The last few years have seen a novel idea emerge in anti-ageing science. Several studies have shown that pruning away old, inactive senescent cells can do wonders for aged mice, restoring their bald patches, strengthening their aged muscles, improving their cardiovascular function and repairing their damaged kidneys. “Oh, to be a mouse,” as Christopher Reeve once wistfully mused.
Now researchers at the Mayo Clinic in Rochester, Minnesota, have shown for the first time that the same approach can restore the strength of brittle bones. Their work appears in Nature Medicine.
Unlike current treatments for osteoporosis, which muzzle bone-destroying cells, this approach doesn’t just halt the destruction of bone, it actually rebuilds it, according to the researchers. Treatments of this kind would also have the appealing side-effect of rejuvenating other tissues. “We targeted a fundamental aging process that has the potential to improve not only bone mass, but also alleviate other age-related conditions as a group,” says Sundeep Khosla, director of the Aging Bone and Muscle program at the Mayo Clinic.
For years Khosla, whose specialty is bone biology, had been watching the work of his colleague across the hall with great interest. Jim Kirkland focuses on the mechanism of ageing. The director of the Kogod Center on Aging, his research had identified factors that killed aged cells in the test tube, and when given to rapidly ageing mice, slowed the onset of their decline. For instance, ageing mice start losing muscle strength and the ability to clear glucose from their bloodstream, a harbinger of diabetes. Treatment with compounds that culled senescent cells, so-called senolytics, delayed these effects.
Encouraged by Kirkland’s results, Khosla checked to see if naturally aging mice also accumulate senescent cells in their bone. Last year he found that was the case. Some of the worn-out hangers-on were identified as osteocytes. These were of particular interest. Bone may appear inert but it is constantly being remodelled – chipped away here, filled out there – to cope with the changing physical stresses on our bodies. It is the osteocytes that orchestrate the sculpting process. Once they senesce, they may lose their touch and start pumping out an excess of inflammatory factors, as other senescent cells have been shown to do. The age-related tipping of the balance toward bone destruction may be the result.

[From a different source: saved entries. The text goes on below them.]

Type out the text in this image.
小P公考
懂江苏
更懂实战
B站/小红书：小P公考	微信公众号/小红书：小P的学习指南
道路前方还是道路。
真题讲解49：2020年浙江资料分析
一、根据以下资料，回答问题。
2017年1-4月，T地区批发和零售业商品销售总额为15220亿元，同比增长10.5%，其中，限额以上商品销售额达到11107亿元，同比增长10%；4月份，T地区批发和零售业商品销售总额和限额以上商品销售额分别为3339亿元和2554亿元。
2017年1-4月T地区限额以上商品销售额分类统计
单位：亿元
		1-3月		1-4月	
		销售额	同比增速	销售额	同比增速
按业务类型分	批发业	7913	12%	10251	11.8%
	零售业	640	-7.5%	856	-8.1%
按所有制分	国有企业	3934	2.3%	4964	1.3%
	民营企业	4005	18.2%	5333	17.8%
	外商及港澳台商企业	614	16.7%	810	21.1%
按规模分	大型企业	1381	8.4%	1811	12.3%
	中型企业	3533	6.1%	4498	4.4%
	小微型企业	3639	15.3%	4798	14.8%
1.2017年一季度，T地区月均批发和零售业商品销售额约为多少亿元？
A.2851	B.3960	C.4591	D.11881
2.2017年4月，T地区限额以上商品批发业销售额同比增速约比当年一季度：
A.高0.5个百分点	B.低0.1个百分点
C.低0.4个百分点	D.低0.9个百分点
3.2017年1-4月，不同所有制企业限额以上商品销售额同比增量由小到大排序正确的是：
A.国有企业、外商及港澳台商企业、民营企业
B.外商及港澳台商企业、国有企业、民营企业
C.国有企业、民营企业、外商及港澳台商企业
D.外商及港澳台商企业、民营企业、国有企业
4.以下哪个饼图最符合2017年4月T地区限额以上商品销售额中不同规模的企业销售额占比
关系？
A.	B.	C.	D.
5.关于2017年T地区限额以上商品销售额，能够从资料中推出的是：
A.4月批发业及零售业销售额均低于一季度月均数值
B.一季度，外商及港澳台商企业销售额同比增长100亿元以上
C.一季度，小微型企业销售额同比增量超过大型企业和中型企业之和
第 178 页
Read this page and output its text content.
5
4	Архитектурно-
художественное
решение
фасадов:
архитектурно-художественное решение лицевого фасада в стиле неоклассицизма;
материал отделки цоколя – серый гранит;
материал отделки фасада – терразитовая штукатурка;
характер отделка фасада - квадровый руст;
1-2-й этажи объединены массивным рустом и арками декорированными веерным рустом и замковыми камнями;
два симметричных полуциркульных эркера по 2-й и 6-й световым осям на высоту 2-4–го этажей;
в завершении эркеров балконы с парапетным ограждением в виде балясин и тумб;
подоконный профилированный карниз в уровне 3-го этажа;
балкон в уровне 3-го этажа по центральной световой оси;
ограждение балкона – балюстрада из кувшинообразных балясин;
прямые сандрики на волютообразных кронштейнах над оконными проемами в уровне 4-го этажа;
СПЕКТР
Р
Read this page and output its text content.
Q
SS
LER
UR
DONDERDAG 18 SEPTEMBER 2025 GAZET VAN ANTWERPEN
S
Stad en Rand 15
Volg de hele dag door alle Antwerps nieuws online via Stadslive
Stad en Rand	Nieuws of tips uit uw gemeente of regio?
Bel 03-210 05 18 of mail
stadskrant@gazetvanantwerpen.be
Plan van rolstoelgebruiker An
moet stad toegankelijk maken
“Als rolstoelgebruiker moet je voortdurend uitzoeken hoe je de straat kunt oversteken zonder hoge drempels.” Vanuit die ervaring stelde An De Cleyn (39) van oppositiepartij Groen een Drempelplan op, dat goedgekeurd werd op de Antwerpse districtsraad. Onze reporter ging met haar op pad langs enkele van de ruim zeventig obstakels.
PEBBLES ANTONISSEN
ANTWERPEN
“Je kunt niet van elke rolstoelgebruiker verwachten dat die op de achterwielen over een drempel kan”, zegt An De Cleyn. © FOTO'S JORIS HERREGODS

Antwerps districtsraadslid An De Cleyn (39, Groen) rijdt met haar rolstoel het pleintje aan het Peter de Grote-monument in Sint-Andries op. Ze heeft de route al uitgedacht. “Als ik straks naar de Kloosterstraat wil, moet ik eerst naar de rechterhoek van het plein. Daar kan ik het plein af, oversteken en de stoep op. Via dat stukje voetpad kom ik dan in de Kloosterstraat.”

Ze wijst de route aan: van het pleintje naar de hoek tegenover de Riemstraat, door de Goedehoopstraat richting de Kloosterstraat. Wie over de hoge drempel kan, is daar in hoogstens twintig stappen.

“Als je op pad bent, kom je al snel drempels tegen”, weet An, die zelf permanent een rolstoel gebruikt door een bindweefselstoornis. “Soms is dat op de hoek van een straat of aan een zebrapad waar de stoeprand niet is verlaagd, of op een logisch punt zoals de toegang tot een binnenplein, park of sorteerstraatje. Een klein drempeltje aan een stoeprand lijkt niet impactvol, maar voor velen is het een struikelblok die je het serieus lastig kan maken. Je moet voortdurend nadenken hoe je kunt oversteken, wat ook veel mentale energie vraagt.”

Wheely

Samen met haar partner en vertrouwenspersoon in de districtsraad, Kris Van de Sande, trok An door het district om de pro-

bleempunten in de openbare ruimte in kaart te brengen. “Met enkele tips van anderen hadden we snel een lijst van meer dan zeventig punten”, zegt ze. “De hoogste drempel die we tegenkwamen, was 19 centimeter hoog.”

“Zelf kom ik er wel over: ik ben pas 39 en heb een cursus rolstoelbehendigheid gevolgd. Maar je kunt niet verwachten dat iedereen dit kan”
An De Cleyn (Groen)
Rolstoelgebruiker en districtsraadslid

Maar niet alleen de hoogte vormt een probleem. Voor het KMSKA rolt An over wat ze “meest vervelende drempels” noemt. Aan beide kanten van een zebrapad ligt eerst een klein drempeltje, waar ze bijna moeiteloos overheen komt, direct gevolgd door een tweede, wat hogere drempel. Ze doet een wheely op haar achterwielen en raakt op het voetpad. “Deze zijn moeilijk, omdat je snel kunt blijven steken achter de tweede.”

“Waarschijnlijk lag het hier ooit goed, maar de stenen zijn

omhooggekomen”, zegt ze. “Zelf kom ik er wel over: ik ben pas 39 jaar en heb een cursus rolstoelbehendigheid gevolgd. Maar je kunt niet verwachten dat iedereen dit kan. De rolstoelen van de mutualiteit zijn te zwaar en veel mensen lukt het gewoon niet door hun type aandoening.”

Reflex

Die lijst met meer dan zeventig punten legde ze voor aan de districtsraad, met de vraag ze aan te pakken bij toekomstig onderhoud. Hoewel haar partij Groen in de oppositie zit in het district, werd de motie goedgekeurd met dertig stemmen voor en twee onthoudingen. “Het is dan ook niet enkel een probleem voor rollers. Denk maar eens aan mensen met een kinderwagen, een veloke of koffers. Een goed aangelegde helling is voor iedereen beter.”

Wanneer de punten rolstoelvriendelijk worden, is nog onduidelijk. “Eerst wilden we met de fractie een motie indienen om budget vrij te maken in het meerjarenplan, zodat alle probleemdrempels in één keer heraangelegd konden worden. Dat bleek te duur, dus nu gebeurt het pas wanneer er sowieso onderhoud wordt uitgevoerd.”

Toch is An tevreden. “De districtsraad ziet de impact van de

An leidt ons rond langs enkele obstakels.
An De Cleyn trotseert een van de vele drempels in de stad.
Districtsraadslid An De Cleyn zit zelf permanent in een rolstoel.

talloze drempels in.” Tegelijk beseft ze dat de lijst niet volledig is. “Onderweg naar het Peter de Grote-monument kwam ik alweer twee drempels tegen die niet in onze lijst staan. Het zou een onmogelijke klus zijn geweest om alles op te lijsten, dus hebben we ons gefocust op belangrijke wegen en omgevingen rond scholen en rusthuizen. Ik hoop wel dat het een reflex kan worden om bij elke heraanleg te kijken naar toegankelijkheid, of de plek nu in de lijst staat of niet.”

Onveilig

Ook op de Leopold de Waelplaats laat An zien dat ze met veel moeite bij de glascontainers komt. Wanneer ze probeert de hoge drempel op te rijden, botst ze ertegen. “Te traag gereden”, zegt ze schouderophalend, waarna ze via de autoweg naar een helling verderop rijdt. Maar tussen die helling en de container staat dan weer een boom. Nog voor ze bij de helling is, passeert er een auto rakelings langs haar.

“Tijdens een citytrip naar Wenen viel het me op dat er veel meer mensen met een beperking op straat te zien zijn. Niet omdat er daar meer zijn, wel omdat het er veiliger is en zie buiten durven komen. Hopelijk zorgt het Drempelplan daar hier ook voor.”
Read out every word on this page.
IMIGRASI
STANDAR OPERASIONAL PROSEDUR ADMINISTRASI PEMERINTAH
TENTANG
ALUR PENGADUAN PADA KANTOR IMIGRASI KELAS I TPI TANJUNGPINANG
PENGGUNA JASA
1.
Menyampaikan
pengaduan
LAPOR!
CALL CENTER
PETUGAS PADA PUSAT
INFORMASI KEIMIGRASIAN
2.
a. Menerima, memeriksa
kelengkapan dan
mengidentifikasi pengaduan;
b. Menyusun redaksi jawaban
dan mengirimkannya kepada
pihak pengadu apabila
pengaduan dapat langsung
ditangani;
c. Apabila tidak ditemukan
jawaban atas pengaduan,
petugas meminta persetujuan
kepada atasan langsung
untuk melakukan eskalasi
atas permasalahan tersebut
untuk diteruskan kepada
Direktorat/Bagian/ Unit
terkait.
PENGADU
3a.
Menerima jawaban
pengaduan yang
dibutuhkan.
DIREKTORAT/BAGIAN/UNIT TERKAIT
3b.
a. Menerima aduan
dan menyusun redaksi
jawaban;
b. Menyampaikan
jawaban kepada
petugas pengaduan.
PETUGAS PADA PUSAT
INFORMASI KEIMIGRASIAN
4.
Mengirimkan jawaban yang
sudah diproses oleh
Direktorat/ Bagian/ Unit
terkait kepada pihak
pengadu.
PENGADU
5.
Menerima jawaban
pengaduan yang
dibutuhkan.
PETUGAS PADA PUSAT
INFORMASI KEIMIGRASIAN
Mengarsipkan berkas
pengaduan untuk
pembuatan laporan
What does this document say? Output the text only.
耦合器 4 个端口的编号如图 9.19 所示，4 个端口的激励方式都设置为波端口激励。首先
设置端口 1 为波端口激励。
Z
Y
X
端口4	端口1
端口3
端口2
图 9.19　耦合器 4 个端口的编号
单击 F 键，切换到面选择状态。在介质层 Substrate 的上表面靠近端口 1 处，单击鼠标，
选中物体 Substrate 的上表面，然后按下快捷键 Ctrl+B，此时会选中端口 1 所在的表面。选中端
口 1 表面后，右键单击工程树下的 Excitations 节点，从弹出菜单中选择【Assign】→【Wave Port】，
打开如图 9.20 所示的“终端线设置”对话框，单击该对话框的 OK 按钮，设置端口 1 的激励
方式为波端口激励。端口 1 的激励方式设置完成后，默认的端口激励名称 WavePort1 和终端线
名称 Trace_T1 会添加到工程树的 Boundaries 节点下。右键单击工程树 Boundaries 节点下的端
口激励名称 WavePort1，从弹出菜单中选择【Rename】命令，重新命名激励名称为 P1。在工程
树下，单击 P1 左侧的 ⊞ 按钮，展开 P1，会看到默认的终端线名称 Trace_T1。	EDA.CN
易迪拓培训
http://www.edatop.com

Khosla, Kirkland and colleagues tested their hunch by treating 20-month-old mice (the equivalent of 70-year-old humans) with two senolytic compounds previously identified by Kirkland’s screens: quercetin and dasatinib. Quercetin is a plant-based natural product. Dasatinib is a drug used to treat leukaemia, though the doses used here were much smaller.
Mice received their senolytic cocktail once a month for four months. Those treated showed a 30% increase in their bone volume. Scans showed that not only had their bone mass increased – a finding that could be due to increased mineralization – but the structure of their bone revealed new deposition of bone tissue, increasing its strength. This ability to stimulate new bone growth is not seen with current osteoporosis drugs, says Khosla.
The bone-building effects seen with elderly mice were not evident in younger mice, supporting the interpretation that the compounds were acting on aged cells. “This is another piece of the mounting evidence that senolytic drugs are targeting basic aging processes and could have widespread application in treating multiple chronic diseases,” says Kirkland.
“With the aging of the population in the U.S. and around the world, age-related bone loss is going to continue to be an enormous public health problem, and patients with osteoporosis have a higher risk for other age-related comorbidities,” says Khosla. He says preliminary clinical trials with the bone-strengthening agents have already begun in people.